Firstly, gaps in the literature on model based economic evaluations of heart valve implantations can be filled by evaluating cost-effectiveness of heart valve implantations in valve positions other than the aortic valve and by comparing the cost-effectiveness of SAVR with mechanical or biological valves. Both valve types have their own strengths and limitations and there are differences in healthcare use which might influence cost-effectiveness. Further, it would be interesting to investigate how including costs outside of healthcare (societal perspective), such as productivity and informal care costs, would influence the cost-effectiveness of heart valve implantations.

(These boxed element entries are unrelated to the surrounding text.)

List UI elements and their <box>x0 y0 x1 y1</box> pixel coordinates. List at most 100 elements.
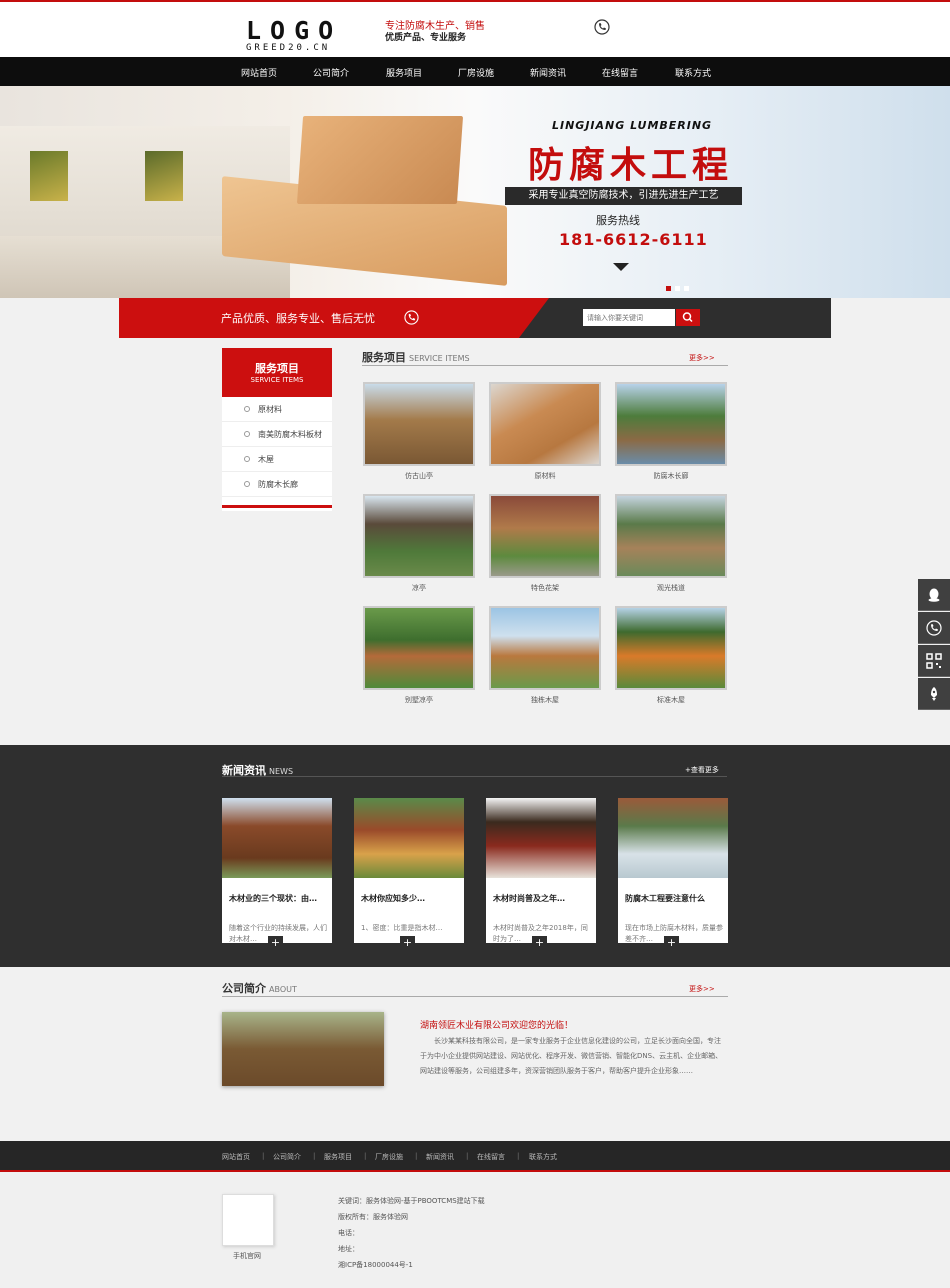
service-image <box>489 606 601 690</box>
news-title: 木材你应知多少… <box>361 894 425 903</box>
services-section-title: 服务项目 SERVICE ITEMS <box>362 349 470 365</box>
footer-nav-contact[interactable]: 联系方式 <box>529 1152 557 1162</box>
plus-icon[interactable]: + <box>400 936 415 951</box>
nav-item-services[interactable]: 服务项目 <box>386 66 422 79</box>
service-caption: 独栋木屋 <box>531 696 559 704</box>
service-card[interactable]: 防腐木长廊 <box>615 382 727 481</box>
footer-copyright: 版权所有：服务体验网 <box>338 1213 408 1221</box>
service-card[interactable]: 仿古山亭 <box>363 382 475 481</box>
news-card[interactable]: 防腐木工程要注意什么 现在市场上防腐木材料，质量参差不齐… + <box>618 798 728 951</box>
news-image <box>222 798 332 878</box>
news-card[interactable]: 木材你应知多少… 1、密度：比重是指木材… + <box>354 798 464 951</box>
service-caption: 仿古山亭 <box>405 472 433 480</box>
sidebar-item-label: 木屋 <box>258 455 274 464</box>
services-title-text: 服务项目 <box>362 351 406 364</box>
footer-icp[interactable]: 湘ICP备18000044号-1 <box>338 1260 413 1270</box>
service-image <box>615 382 727 466</box>
separator: | <box>364 1152 367 1160</box>
footer-keywords: 关键词：服务体验网-基于PBOOTCMS建站下载 <box>338 1197 485 1205</box>
service-card[interactable]: 特色花架 <box>489 494 601 593</box>
plus-icon[interactable]: + <box>268 936 283 951</box>
banner-window <box>145 151 183 201</box>
phone-icon <box>926 620 942 636</box>
footer-nav-facilities[interactable]: 厂房设施 <box>375 1152 403 1162</box>
sidebar-item[interactable]: 南美防腐木料板材 <box>222 422 332 447</box>
service-card[interactable]: 标准木屋 <box>615 606 727 705</box>
service-caption: 特色花架 <box>531 584 559 592</box>
carousel-dot[interactable] <box>666 286 671 291</box>
footer-nav: 网站首页 | 公司简介 | 服务项目 | 厂房设施 | 新闻资讯 | 在线留言 … <box>0 1141 950 1172</box>
service-card[interactable]: 观光栈道 <box>615 494 727 593</box>
sidebar-item[interactable]: 木屋 <box>222 447 332 472</box>
service-caption: 观光栈道 <box>657 584 685 592</box>
carousel-dot[interactable] <box>684 286 689 291</box>
sidebar-item[interactable]: 原材料 <box>222 397 332 422</box>
phone-icon <box>404 310 419 325</box>
about-title-text: 公司简介 <box>222 982 266 995</box>
main-nav: 网站首页 公司简介 服务项目 厂房设施 新闻资讯 在线留言 联系方式 <box>0 57 950 86</box>
news-more-link[interactable]: +查看更多 <box>685 765 719 775</box>
carousel-dots <box>666 284 693 294</box>
service-card[interactable]: 独栋木屋 <box>489 606 601 705</box>
news-card[interactable]: 木材时尚普及之年… 木材时尚普及之年2018年，同时为了… + <box>486 798 596 951</box>
banner-subtitle: 采用专业真空防腐技术，引进先进生产工艺 <box>505 187 742 205</box>
logo[interactable]: LOGO <box>246 18 342 44</box>
nav-item-home[interactable]: 网站首页 <box>241 66 277 79</box>
service-caption: 标准木屋 <box>657 696 685 704</box>
footer-nav-about[interactable]: 公司简介 <box>273 1152 301 1162</box>
divider <box>222 776 727 777</box>
service-card[interactable]: 原材料 <box>489 382 601 481</box>
service-image <box>363 382 475 466</box>
service-image <box>615 606 727 690</box>
float-top-button[interactable] <box>918 678 950 710</box>
footer-phone: 电话： <box>338 1229 359 1237</box>
service-caption: 凉亭 <box>412 584 426 592</box>
nav-item-message[interactable]: 在线留言 <box>602 66 638 79</box>
service-caption: 原材料 <box>534 472 556 480</box>
footer-nav-home[interactable]: 网站首页 <box>222 1152 250 1162</box>
hero-banner[interactable]: LINGJIANG LUMBERING 防腐木工程 采用专业真空防腐技术，引进先… <box>0 86 950 298</box>
sidebar-item-label: 防腐木长廊 <box>258 480 298 489</box>
news-image <box>486 798 596 878</box>
news-image <box>618 798 728 878</box>
float-qrcode-button[interactable] <box>918 645 950 677</box>
plus-icon[interactable]: + <box>532 936 547 951</box>
news-image <box>354 798 464 878</box>
slogan-bar: 产品优质、服务专业、售后无忧 <box>119 298 831 338</box>
nav-item-about[interactable]: 公司简介 <box>313 66 349 79</box>
footer-nav-services[interactable]: 服务项目 <box>324 1152 352 1162</box>
service-caption: 别墅凉亭 <box>405 696 433 704</box>
news-title: 木材时尚普及之年… <box>493 894 565 903</box>
carousel-dot[interactable] <box>675 286 680 291</box>
float-phone-button[interactable] <box>918 612 950 644</box>
service-image <box>615 494 727 578</box>
banner-english-title: LINGJIANG LUMBERING <box>552 119 713 132</box>
service-sidebar: 服务项目 SERVICE ITEMS 原材料 南美防腐木料板材 木屋 防腐木长廊 <box>222 348 332 511</box>
news-card[interactable]: 木材业的三个现状：由… 随着这个行业的持续发展，人们对木材… + <box>222 798 332 951</box>
services-more-link[interactable]: 更多>> <box>689 353 715 363</box>
about-more-link[interactable]: 更多>> <box>689 984 715 994</box>
search-button[interactable] <box>676 309 700 326</box>
sidebar-subtitle: SERVICE ITEMS <box>250 376 304 384</box>
nav-item-news[interactable]: 新闻资讯 <box>530 66 566 79</box>
about-section-title: 公司简介 ABOUT <box>222 980 297 996</box>
news-title: 防腐木工程要注意什么 <box>625 894 705 903</box>
circle-icon <box>244 481 250 487</box>
separator: | <box>262 1152 265 1160</box>
sidebar-header: 服务项目 SERVICE ITEMS <box>222 348 332 397</box>
sidebar-item[interactable]: 防腐木长廊 <box>222 472 332 497</box>
about-title-en: ABOUT <box>269 985 297 994</box>
nav-item-contact[interactable]: 联系方式 <box>675 66 711 79</box>
banner-window <box>30 151 68 201</box>
service-card[interactable]: 凉亭 <box>363 494 475 593</box>
footer-nav-news[interactable]: 新闻资讯 <box>426 1152 454 1162</box>
nav-item-facilities[interactable]: 厂房设施 <box>458 66 494 79</box>
service-card[interactable]: 别墅凉亭 <box>363 606 475 705</box>
footer-nav-message[interactable]: 在线留言 <box>477 1152 505 1162</box>
sidebar-item-label: 南美防腐木料板材 <box>258 430 322 439</box>
float-qq-button[interactable] <box>918 579 950 611</box>
search-input[interactable] <box>583 309 675 326</box>
about-heading: 湖南领匠木业有限公司欢迎您的光临！ <box>420 1021 574 1031</box>
divider <box>222 996 728 997</box>
plus-icon[interactable]: + <box>664 936 679 951</box>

Secondly, there are methodological alternatives to the frequently used decision trees and Markov models, such as patient-simulation models. Advantages of patient-simulation models are their ability to incorporate recurrent events and to ‘remember patient history’ without producing unmanageable numbers of health states, resulting in greater flexibility in examining the impact of patient characteristics on outcomes [36, 49].

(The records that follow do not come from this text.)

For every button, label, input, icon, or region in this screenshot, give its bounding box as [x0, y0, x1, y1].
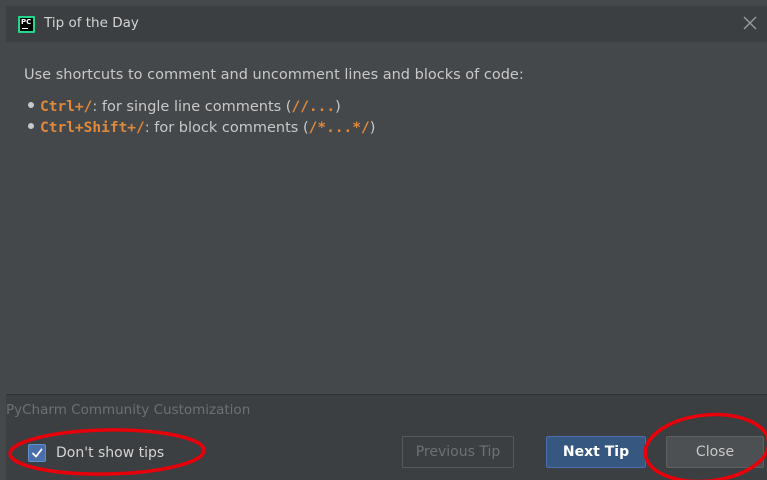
- tip-list: Ctrl+/: for single line comments (//...)…: [28, 97, 375, 139]
- product-name: PyCharm Community Customization: [6, 402, 251, 418]
- tip-of-the-day-dialog: PC Tip of the Day Use shortcuts to comme…: [0, 0, 767, 480]
- title-bar: PC Tip of the Day: [6, 6, 767, 42]
- dont-show-tips-label[interactable]: Don't show tips: [56, 445, 164, 461]
- list-item-suffix: ): [335, 99, 341, 115]
- comment-syntax-code: /*...*/: [308, 120, 370, 136]
- bullet-icon: [28, 102, 34, 108]
- comment-syntax-code: //...: [291, 99, 336, 115]
- list-item: Ctrl+Shift+/: for block comments (/*...*…: [28, 118, 375, 139]
- bullet-icon: [28, 123, 34, 129]
- list-item-text: : for block comments (: [144, 120, 309, 136]
- list-item-text: : for single line comments (: [92, 99, 292, 115]
- close-icon[interactable]: [739, 12, 761, 34]
- shortcut-code: Ctrl+Shift+/: [40, 120, 145, 136]
- pycharm-icon: PC: [18, 16, 35, 33]
- tip-headline: Use shortcuts to comment and uncomment l…: [24, 67, 524, 83]
- previous-tip-button[interactable]: Previous Tip: [402, 436, 514, 468]
- divider: [6, 394, 767, 395]
- next-tip-button[interactable]: Next Tip: [546, 436, 646, 468]
- checkbox-checked-icon[interactable]: [28, 444, 46, 462]
- tip-content: Use shortcuts to comment and uncomment l…: [6, 42, 767, 394]
- dont-show-tips-checkbox[interactable]: Don't show tips: [28, 442, 164, 464]
- list-item-suffix: ): [369, 120, 376, 136]
- shortcut-code: Ctrl+/: [40, 99, 93, 115]
- dialog-footer: PyCharm Community Customization Don't sh…: [6, 394, 767, 480]
- close-button[interactable]: Close: [666, 436, 764, 468]
- dialog-title: Tip of the Day: [44, 15, 139, 31]
- list-item: Ctrl+/: for single line comments (//...): [28, 97, 375, 118]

Thirdly, improvements can be made in the methodological quality of studies by describing and justifying chosen methods and data sources in more detail, performing sensitivity analysis on extrapolation of results, performing subgroup analyses, and considering methodological and structural uncertainty and consistency (i.e. validity) of the model.

Finally, in this review only two studies used real-world data from patient registries instead of clinical trials [21, 22]. In the future, we expect more model-based cost-effectiveness studies using data from patient registries including TAVI patients. However, the comparison of TAVI and ST in these registries will become increasingly difficult because of the positive results of TAVI in inoperable patients of the PARTNER-B trial, which make it unethical to deny TAVI in these patients. This will lead to serious selection bias in registry data. In that case, using a historical cohort of ST patients, for example as in Freeman et al. [35], might better reflect real-world outcomes in ST.

Limitations

This study has several limitations. Firstly, we experienced difficulties in using the Philips checklist to assess the methodological quality of the studies. Some criteria are umbrella-criteria that should be assessed differently for different types of data (i.e. utilities, costs, etc). For many criteria the methods were described but not explained or justified. In these cases we decided that the study fulfilled the criteria but we added a remark that there was no justification reported. Sometimes criteria were partially fulfilled which made it difficult to decide if the criteria should be assessed as fulfilled or not. Therefore, we did not exclude studies with low scores on the Philips checklist. Secondly, it was often difficult to fully understand the details of a decision-analytic model because of space limits on papers.

Conclusion

This review provided an overview of the existing decision-analytic models regarding the cost-effectiveness of heart valve implantations. Our results showed that in most studies TAVI was cost-effective compared to ST in inoperable and high-risk operable patients and in all studies SAVR was cost-effective compared to ST in operable patients, but the results were not consistent on the cost-effectiveness of TAVI versus SAVR in high-risk operable patients. This review showed that future models can improve their methodological quality and that there is room for patient-simulation models considering the cost-effectiveness of heart valve implantations in other valve positions besides the aortic valve, performed from a societal perspective.